According to the study, using the existing irrigation network, it is possible to capture flood flows from California rivers onto suitable dormant or fallow agricultural fields, allowing the surplus water to infiltrate aquifers. During storms and flood-control releases, excess river water could be routed through irrigation canals onto farms, where the surplus would seep underground to replenish groundwater. This action could also mitigate downstream flood risks.
In line with the study, UC Davis has developed a Soil Agricultural Groundwater Banking Index based on five major factors deemed critical to successful agricultural groundwater banking: deep percolation, root zone residence time, topography, chemical limitations, and soil surface condition.

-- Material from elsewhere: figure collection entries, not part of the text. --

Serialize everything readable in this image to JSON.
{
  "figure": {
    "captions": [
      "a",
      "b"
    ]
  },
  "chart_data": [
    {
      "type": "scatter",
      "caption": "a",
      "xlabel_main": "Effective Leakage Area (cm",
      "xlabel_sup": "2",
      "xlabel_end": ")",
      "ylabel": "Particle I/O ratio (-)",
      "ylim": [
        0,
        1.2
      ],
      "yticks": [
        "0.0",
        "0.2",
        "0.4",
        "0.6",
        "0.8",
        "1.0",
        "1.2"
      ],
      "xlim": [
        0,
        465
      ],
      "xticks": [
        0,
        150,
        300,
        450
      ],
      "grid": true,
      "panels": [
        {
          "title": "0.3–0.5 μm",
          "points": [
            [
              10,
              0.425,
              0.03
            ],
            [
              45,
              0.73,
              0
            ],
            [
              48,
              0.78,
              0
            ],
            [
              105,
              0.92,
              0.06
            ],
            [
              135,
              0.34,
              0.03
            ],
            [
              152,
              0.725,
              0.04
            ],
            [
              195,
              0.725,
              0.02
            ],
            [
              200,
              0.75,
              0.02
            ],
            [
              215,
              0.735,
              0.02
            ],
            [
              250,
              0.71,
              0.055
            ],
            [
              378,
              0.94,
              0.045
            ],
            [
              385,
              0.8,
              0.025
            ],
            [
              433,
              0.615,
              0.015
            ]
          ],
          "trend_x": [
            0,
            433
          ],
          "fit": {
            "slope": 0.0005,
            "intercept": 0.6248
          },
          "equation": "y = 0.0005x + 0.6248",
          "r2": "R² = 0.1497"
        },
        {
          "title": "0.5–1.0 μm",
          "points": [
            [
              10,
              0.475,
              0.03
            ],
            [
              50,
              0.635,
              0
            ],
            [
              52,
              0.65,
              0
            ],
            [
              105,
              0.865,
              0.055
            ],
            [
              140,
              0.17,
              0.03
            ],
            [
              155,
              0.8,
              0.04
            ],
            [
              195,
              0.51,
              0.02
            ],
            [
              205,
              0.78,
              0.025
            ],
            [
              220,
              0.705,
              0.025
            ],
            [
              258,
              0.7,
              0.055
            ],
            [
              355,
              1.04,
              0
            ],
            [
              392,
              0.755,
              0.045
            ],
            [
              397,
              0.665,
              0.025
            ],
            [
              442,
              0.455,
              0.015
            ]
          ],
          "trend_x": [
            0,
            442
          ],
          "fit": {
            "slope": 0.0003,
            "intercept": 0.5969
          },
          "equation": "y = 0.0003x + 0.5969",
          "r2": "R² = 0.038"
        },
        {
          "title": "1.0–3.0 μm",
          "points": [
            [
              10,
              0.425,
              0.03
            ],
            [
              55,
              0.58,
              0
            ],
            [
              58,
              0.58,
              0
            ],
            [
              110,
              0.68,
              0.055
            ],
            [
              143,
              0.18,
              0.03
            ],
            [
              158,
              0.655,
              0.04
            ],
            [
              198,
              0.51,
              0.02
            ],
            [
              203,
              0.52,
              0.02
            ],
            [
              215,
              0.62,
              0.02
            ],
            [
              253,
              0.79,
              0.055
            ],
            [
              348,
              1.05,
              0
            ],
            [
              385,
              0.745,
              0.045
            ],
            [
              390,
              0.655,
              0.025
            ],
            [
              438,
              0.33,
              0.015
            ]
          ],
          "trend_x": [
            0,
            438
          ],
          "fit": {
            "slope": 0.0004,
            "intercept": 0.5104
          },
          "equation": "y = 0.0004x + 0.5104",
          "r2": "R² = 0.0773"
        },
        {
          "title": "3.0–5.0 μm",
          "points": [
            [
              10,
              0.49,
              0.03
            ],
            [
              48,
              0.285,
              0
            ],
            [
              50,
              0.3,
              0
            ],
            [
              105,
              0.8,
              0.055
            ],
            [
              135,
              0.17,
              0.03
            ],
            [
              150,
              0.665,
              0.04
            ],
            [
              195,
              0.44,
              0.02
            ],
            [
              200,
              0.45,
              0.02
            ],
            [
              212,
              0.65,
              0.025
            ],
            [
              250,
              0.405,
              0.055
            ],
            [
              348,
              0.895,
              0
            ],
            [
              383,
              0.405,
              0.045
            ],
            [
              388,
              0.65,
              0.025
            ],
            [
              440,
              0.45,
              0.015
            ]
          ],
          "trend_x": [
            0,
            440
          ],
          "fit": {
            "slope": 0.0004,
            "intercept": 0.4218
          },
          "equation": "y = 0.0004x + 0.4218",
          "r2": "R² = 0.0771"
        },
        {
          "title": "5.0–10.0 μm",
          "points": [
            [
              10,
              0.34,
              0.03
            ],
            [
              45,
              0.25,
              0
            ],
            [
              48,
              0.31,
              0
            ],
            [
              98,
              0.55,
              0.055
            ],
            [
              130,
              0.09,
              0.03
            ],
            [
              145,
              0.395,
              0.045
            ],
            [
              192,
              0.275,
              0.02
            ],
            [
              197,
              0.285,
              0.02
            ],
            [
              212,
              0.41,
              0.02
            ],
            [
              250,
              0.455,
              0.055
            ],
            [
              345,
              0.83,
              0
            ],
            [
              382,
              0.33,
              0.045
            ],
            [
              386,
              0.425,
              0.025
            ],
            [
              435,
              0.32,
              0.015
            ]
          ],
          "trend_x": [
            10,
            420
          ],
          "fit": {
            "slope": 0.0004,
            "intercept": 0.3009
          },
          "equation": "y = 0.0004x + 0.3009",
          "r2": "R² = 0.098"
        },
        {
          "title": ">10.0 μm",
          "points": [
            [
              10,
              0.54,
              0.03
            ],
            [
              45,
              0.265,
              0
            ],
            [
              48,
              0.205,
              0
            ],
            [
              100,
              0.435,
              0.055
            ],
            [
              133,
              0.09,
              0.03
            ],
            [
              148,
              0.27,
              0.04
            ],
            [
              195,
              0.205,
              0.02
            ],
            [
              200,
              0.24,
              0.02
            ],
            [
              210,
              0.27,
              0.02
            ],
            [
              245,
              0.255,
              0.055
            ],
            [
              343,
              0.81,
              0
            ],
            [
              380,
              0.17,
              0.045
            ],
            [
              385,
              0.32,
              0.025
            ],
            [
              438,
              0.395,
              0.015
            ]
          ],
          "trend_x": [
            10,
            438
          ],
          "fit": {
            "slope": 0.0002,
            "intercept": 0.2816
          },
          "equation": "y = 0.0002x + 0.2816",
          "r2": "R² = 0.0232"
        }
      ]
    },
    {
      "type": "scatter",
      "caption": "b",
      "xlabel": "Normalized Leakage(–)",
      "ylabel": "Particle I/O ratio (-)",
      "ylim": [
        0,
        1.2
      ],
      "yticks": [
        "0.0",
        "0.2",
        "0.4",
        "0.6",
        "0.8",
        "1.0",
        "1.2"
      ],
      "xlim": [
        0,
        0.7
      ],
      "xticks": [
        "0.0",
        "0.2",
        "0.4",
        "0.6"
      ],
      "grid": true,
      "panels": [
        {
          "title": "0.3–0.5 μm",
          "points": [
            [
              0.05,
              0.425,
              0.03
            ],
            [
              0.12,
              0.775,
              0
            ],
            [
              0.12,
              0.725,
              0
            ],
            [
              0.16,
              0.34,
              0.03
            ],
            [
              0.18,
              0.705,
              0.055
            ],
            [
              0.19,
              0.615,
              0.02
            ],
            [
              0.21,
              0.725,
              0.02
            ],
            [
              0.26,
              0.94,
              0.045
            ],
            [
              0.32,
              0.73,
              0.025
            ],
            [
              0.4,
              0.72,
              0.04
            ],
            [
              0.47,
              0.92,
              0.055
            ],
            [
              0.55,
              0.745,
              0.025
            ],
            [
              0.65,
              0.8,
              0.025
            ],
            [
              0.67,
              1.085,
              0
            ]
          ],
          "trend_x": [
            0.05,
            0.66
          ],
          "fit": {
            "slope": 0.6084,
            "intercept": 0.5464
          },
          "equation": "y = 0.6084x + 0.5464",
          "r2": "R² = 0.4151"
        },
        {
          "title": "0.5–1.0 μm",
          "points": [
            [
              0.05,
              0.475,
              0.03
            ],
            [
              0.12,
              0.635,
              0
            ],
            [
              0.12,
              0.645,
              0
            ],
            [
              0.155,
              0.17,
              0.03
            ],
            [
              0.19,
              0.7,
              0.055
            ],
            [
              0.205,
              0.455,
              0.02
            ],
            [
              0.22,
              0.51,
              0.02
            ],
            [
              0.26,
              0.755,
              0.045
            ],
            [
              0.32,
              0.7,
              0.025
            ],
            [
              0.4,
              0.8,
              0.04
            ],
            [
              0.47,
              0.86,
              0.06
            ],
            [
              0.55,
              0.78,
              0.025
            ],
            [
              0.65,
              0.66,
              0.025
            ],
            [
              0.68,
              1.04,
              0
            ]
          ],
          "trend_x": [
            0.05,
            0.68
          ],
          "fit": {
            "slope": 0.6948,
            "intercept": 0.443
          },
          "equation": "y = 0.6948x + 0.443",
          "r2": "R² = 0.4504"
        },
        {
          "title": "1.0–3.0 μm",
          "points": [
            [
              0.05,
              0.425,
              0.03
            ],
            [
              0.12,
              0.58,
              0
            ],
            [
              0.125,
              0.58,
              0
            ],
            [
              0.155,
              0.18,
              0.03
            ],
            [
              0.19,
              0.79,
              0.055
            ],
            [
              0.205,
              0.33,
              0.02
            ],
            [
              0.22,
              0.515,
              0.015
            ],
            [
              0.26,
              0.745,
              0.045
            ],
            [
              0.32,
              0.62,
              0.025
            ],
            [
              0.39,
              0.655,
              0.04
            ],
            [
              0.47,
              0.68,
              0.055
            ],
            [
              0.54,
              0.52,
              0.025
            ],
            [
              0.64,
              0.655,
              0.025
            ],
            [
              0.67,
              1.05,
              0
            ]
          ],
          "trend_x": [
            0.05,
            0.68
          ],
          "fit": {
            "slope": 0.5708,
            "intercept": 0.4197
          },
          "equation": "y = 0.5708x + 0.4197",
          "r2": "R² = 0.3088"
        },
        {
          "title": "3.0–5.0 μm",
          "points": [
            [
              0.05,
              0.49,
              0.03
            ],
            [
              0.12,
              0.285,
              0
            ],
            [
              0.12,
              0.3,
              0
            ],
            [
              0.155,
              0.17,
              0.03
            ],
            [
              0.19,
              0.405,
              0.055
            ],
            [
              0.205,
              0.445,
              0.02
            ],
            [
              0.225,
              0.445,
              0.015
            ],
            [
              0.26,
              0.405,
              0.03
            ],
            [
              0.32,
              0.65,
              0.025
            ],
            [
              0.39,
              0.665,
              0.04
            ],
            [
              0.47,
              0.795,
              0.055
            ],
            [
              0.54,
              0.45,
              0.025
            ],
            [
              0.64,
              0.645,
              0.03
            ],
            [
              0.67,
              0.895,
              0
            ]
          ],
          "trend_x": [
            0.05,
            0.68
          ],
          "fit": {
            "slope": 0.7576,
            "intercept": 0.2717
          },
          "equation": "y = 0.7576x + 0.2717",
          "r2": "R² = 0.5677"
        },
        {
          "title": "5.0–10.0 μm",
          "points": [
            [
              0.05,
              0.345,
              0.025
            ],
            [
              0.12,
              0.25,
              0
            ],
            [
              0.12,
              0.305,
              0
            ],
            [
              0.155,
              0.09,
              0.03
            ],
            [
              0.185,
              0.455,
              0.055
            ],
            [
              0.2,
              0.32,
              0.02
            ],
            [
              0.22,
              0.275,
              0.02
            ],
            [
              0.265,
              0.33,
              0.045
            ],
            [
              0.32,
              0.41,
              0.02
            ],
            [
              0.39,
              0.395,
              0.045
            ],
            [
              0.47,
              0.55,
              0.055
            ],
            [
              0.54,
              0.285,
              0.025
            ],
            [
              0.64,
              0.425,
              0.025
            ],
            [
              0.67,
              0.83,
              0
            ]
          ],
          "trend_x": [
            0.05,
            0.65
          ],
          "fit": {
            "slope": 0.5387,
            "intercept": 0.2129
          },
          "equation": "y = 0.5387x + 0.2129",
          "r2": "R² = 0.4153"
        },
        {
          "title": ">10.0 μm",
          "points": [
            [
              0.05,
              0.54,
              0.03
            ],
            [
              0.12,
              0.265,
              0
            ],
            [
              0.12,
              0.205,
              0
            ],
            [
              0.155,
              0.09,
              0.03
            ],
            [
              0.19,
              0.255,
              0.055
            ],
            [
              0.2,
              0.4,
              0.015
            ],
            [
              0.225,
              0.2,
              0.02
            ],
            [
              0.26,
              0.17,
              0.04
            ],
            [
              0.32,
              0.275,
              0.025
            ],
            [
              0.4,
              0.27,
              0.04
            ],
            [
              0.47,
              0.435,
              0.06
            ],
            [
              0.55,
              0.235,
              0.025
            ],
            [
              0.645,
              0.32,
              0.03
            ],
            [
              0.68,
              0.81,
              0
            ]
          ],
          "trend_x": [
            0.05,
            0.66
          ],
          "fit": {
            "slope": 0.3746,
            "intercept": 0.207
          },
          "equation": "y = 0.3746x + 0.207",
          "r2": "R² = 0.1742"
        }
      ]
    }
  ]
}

Researchers are presently test-flooding a number of vineyards, almond orchards and other cropland looking at infiltration rates, plant physiology, groundwater quality and costs.
There have been no comparative studies on River Partners restoration sites, although similar replenishment results may be likely: restoring riparian areas to a naturally vegetated condition is, in general, an effective way to ensure maximum infiltration of precipitation, stormwater runoff and flood water into the soil and to aquifers and other groundwater resources. And unlike agricultural lands, there is no risk of the leaching of residual pesticides or fertilizer in the soil.
Of course, our restoration sites also contribute to ground water sustainability in another way: by retiring crop or orchard lands we are retiring agricultural irrigation on that property. For example, on the 2,100 acres of property River Partners owns in the San Joaquin Valley, we will retire 10,500 acre-feet of water per year. This is a net water savings of 3,421,435,500 gallons per year. We irrigate our own plantings only in the first three years and then they are on their own.
Following years of over pumping, achieving groundwater sustainability will take decades and can only be done through a collaborative approach by all agricultural, urban and environmental sectors. Through its restoration programs, River Partners is doing its part.